The seriousness of the threat was revealed a month later. Her 21-year-old brother Zahid Mohammed was also secretary of Gulali in addition to his studies and was often present when she performed or visited in public. When he is in the city of Kandahar on 24 January this year to apply for a visa at the Indian Consulate, he is shot dead by a man on the back of a passing motorcycle. “That was a Taliban operation,” says Gulali. “After my brother was killed, I got a call and they told me that it was my turn too.”The Afghan authorities have never been able to identify the perpetrators, so the motive of the murder has never been clarified.

Zahid Mohammed had just been married, a month after the assassination attempt, his son was born. How great the fear is in Afghanistan is shown by the fact that the mother decides to reject the child fairly soon after birth. She is now married to another man. The boy now lives with Gulali and her mother in Kabul. “The mother was very afraid that something would happen to her too,” says Gulali.

Thanks to her late father, who was mullah (an Islamic cleric), Gulali was able to attend school as a young girl in Uruzgan. “He thought girls and boys were equal,” she says. “And that we were entitled to education.”It was not easy, she received threats, her brothers and cousins also felt that she should not go to school. In Afghanistan, it is normal for girls to get married at the age of 12. But Gulali persisted.

Together with her father, she started a private school at the age of thirteen, where she taught illiterate women and children from poor families. “The government paid us for those lessons. For example, I proved that a girl with an education can do more than milk sheep and make yoghurt. I made money for the family”, Gulali told De Volkskrant in January of this year.

“What happens to us women? Are we going back to the Black Days of old when we were not allowed to leave our house and not to show ourselves?”

She managed to convince her parents to do a further education anyway and went to the midwife education at the Kandahar Institute of Health Sciences, a government institution that has been funded for years by the Dutch aid organisation Cordaid. She subsequently worked as a midwife and later also worked as a manager at the airfield built by the Dutch just outside Tarin Kowt.

In October 2019, Gulali will be elected as the youngest member of Parliament. Gulali is a striking figure in the male-dominated parliament. It demands respect, as is demonstrated by the fact that it is elected secretary of the parliamentary committee on international relations. She’s been talking to men in numerous photos on her Facebook page.

But the time when she can do her job without fear seems to be a thing of the past. Gulali fears the near future. “Afghans are concerned. We have made great progress over the last 20 years. But what will be left of that? What happens to us women? What will they do to us? Are we going back to the Black Days of old when we were not allowed to leave our house and not to show ourselves? That’s what I’m afraid of.”

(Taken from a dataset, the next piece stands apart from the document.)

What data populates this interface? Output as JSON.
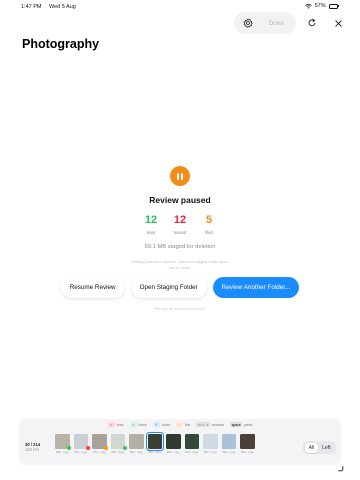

They will come to kill us all

From Kandahar and other cities already occupied by the Taliban come terrifying stories. People involved in women’s education are picked up by the Taliban in door-to-door operations.

From all sides, calamities enter Gulali, she says. “I am concerned about the people in Uruzgan.”She herself has no intention of fleeing. “I want to be there for the people who chose me. I’m relatively safe here, I have guards.”

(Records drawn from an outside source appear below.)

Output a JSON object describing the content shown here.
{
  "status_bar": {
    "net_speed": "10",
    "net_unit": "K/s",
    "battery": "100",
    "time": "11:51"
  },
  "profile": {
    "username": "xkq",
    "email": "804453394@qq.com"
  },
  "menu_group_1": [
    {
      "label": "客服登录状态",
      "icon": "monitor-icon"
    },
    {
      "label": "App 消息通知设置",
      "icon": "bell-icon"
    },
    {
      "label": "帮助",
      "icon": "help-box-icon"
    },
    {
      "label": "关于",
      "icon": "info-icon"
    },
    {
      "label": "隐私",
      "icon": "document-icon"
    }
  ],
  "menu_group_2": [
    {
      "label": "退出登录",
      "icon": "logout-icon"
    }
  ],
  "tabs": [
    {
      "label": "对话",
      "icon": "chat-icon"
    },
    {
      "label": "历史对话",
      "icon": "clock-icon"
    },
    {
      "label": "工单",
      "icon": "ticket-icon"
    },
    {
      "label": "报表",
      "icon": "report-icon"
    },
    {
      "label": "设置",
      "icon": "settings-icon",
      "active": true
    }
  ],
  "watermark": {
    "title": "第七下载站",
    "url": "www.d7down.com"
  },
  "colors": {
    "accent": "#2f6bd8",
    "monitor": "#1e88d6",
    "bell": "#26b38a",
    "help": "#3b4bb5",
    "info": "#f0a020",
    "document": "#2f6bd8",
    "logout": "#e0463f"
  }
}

“They have handed us over to the Taliban.”

The capital Kabul, where Gulali lives, is still under government control, but the situation is tense. The streets are full of displaced people. “People sit in parks, in vacant buildings, are taken care of in mosques. I just went to check on the street. People are fleeing from all over the country.”

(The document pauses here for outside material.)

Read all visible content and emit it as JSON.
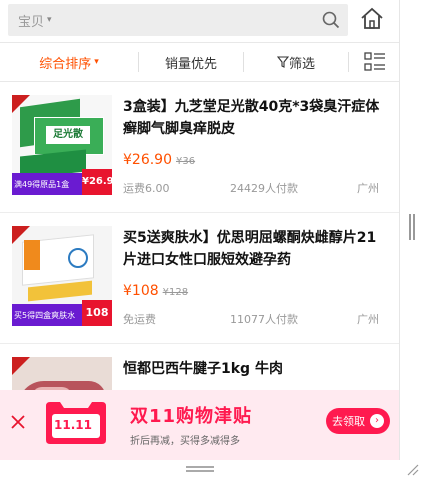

She is outraged by the departure of the American military. “They have handed us over to the Taliban.”She hopes that Western countries and also the Netherlands are prepared to provide humanitarian aid so that the displaced people can be better received, even when the Cold Afghan winter arrives in a few months’ time. She notes in despair that Western countries are now picking up interpreters, but are abandoning others who have helped rebuild the country. “They will come and kill us all.”